Does the sun orbit around the earth (“geocentrism”) or the earth orbit around the sun (“heliocentrism”)?
What are our personal observations?
First, from anywhere on earth, the sun appears to revolve around the earth once per day. While the moon and the planets have their own motions, they also appear to revolve around the earth about once per day. The stars appeared to be fixed on a celestial sphere rotating once each day about an axis through the geographic poles of the earth.
Second, the earth seems to be unmoving; it feels solid, stable, and stationary. There is nothing in our personal experience that it is moving.
All these point to the sun, stars, planets, and moon orbiting around the earth (geocentrism).
Why do we believe that the earth orbits around the sun? Because our textbooks and teachers tell us so.
Ancient people also pondered the same question. In ancient Greek, some believed in geocentrism and others believed in heliocentrism. Our website contains several books that discuss the cosmic views of ancient Greeks. For example, visit this link: The Copernicus of Antiquity.

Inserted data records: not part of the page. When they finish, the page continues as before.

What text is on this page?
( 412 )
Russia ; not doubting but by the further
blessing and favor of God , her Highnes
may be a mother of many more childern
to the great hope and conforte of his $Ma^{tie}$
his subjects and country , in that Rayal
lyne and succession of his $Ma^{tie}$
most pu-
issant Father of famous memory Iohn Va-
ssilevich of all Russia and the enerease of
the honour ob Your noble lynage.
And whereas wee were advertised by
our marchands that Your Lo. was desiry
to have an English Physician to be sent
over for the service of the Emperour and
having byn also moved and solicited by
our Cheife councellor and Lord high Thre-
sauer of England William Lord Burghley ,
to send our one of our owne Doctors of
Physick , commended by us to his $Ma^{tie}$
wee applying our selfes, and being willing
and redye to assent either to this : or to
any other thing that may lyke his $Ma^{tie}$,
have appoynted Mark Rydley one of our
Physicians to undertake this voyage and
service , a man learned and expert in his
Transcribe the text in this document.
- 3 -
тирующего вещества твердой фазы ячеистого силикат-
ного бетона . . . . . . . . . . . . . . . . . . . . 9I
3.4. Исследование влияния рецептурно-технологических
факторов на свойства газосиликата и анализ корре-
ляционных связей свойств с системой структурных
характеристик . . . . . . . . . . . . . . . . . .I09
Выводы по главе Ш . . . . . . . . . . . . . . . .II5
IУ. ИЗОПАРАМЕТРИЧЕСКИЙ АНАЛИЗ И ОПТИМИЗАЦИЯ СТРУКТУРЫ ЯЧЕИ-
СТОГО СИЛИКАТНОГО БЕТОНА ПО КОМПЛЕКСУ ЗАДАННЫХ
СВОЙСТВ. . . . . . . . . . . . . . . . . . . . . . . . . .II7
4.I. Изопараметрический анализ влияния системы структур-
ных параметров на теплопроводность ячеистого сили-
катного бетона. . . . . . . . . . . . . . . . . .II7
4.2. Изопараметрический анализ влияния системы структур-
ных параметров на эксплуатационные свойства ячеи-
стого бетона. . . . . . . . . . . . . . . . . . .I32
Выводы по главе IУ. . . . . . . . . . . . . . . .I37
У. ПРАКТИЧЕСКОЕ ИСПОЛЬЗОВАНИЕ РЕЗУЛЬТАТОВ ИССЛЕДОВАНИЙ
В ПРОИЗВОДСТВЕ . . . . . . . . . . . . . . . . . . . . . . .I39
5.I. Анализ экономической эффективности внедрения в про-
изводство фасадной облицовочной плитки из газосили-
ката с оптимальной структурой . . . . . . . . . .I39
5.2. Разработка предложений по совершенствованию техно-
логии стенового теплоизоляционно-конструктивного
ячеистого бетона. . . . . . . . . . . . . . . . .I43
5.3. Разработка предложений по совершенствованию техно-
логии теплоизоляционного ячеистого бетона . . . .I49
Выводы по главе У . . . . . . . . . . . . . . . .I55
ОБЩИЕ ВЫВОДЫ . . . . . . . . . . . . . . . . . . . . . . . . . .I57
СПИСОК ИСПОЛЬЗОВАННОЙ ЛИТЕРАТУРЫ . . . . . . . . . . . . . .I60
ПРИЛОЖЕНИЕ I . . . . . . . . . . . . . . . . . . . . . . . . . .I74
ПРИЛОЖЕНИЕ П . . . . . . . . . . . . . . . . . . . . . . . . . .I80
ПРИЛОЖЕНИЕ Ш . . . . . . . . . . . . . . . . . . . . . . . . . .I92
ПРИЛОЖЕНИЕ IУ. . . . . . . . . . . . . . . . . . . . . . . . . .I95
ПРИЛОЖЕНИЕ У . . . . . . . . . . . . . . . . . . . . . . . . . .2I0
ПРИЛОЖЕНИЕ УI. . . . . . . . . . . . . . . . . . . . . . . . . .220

Around 150 AD Ptolemy, a Roman Greek, put forth strong arguments for a geocentric model. In his model, the earth is stationary while the stars, sun, planets and moon orbit around the earth. In addition, the planets also do “epicycles”, i.e., move in small circles while orbiting the earth. This model could explain all celestial movements as seen by our eyes, such as retrograde. Ptolemy settled the question and people in Europe believed in it for over 1,000 years.
Around 1500 AD Nicolaus Copernicus, a person born in the province of Royal Prussia in the Kingdom of Poland, introduced to Europe a heliocentric model similar to one originally proposed by the ancient Greeks. He was supported by a small number of people at that time.
However, there were strong resistances to Copernicus’ theory. One of Copernicus’ supporters, Galileo Galilei, was subjected to the Inquisition. The Catholic Church declared heliocentrism false and its teaching banned.
Today heliocentrism has been proven right. Many scientific experiments confirmed it. Students nowadays are told (by their teachers? books?) that the rejection of heliocentrism during Galileo's time was a triumph of religious ideology over science.
However, the facts may be more complicated. Recently, a physicist, Christopher Graney, presented a translation and discussion of a portion of Almagestum Novum, a massive 1500 pages treatise on astronomy published by an Italian astronomer Giovanni Battista Riccioli in 1651. The year of publication was about ten years after the 1642 death of Galileo. Riccioli listed 126 arguments for and against the Copernican model (49 for, 77 against). Most of the arguments were scientific. These include arguments based on telescopic observations of stars and the inability to detect what is known today as the "Coriolis effect." In the end, Riccioli decided against the Copernican model.
According to Wikipedia:
"Observations that favored the heliocentric model over the geocentric model were lacking and not obvious at the time of Galileo's trial in the early 1600s. Direct evidence supporting heliocentrism had to wait for the emergence of Newtonian mechanics in the late 17th century, the observation of the stellar aberration of light by James Bradley in the 18th century, the analysis of orbital motions of binary stars by William Herschel in the 19th century, and the accurate measurement of the stellar parallax in the 19th century. According to physicist Christopher Graney, Galileo's own observations did not actually support the Copernican heliocentric view, but were more consistent with Tycho Brahe's hybrid model where the Earth did not move, and everything else circled around it and the Sun."
If Professor Graney is right, it appears that the rejection of the Copernican model at Galileo's time had scientific basis and was not merely a result of religious ideology.
For those who are interested in reading the 126 arguments, see this link: Graney paper.
It should also be pointed out that substantial scientific progresses in understanding the solar system were also made outside of Europe, e.g., in the Islamic region and especially Iran. There are speculations that the knowledge gained in the Islamic region had diffused to Europe by the time Copernicus developed his model.
A paper describing such diffusion is a paper written by George Saliba titled "Critiques of Ptolemaic Astronomy in Islamic Spain". A copy of the paper is hosted on our website:
Critiques of Ptolemaic Astronomy in Islamic Spain
The first paragraph of the Introduction of the paper is copied below:
"There is now an emerging consensus that the astronomy that preceded Copernicus had a lot to do with the kind of astronomy which was later proclaimed by him, and that the foundations of Copernican astronomy were already laid in major Muslim intellectual centers, with some particular significance to al-Andalus itself, but more importantly to the cities of the Muslim east. This should not be surprising to the students of Copernicus because they know very well at least the names of Jábir ibn Aflah (first half of the twelfth century), and al-Bi.trüjí (Latin Alpetragius c. 1200), to mention only two Andalusian astronomers, were both well known to Copernicus, and some of their results were used by him either directly or through other Latin works which were based on them. The Copernican connection with the Eastern Muslim cities was discovered very recently and is still emerging."